Pedigree of the Wagner family, linkage and mutation analysis of the versican (VCAN) gene. A: The pedigree of the family studied consisted in ten affected and six unaffected participating individuals, providing strong evidence of autosomal dominant mode of inheritance. Filled symbols represent affected individuals, whereas clear symbols refer to unaffected individuals. The arrow indicates the first proband examined in our ophthalmologic center. Segregation analysis of microsatellite markers encompassing the WGN1 locus on chromosome 5q14.3. The disease-associated haplotype is boxed and is shared between all affected members. The genetic markers and the corresponding allele are listed in map order. B: Partial sequence chromatograms of intron 7–exon 8 boundary of the VCAN gene from one affected individual (V.5) and one normal control subject (V.4) showing a heterozygous adenine to thymine transversion at the second base of the 3′ acceptor splice site of intron 7 (c.4004–2A>T).

Figure 4

Versican (VCAN) transcript analysis.
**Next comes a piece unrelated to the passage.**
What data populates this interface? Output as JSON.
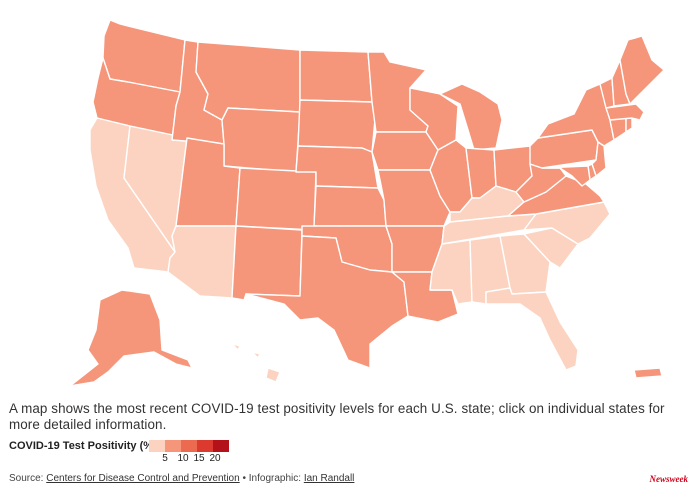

A: Ethidium bromide-stained agarose gel of reverse transcription- polymerase chain reaction (RT–PCR) products obtained with primer pairs 7F/8R for amplification of the versican V0 mRNA from cultured lymphoblasts of one affected individual (V.5) and one control unaffected subject (V.4). The results indicate that both a wild-type (band of 372 bp) and a 39-nt deleted (band of 333 bp) cDNA fragment of the V0 transcript are present in the affected patient harboring the intron 7 splice acceptor mutation of the VCAN gene (c.4004–2A>T). The nucleotide change at the 3′ acceptor splice site of intron 7 of the VCAN gene was analyzed using the NNSplice program for prediction in alteration of splicing junctions, and the splice-site scores (SSSs) for a normal site (SSS-nor), a mutated site (SSS-mut), and a cryptic site (SSS-crypt) were calculated [28]. B: Partial sequence chromatogram of this aberrant V0 transcript lacking the first 39 bp of VCAN exon 8.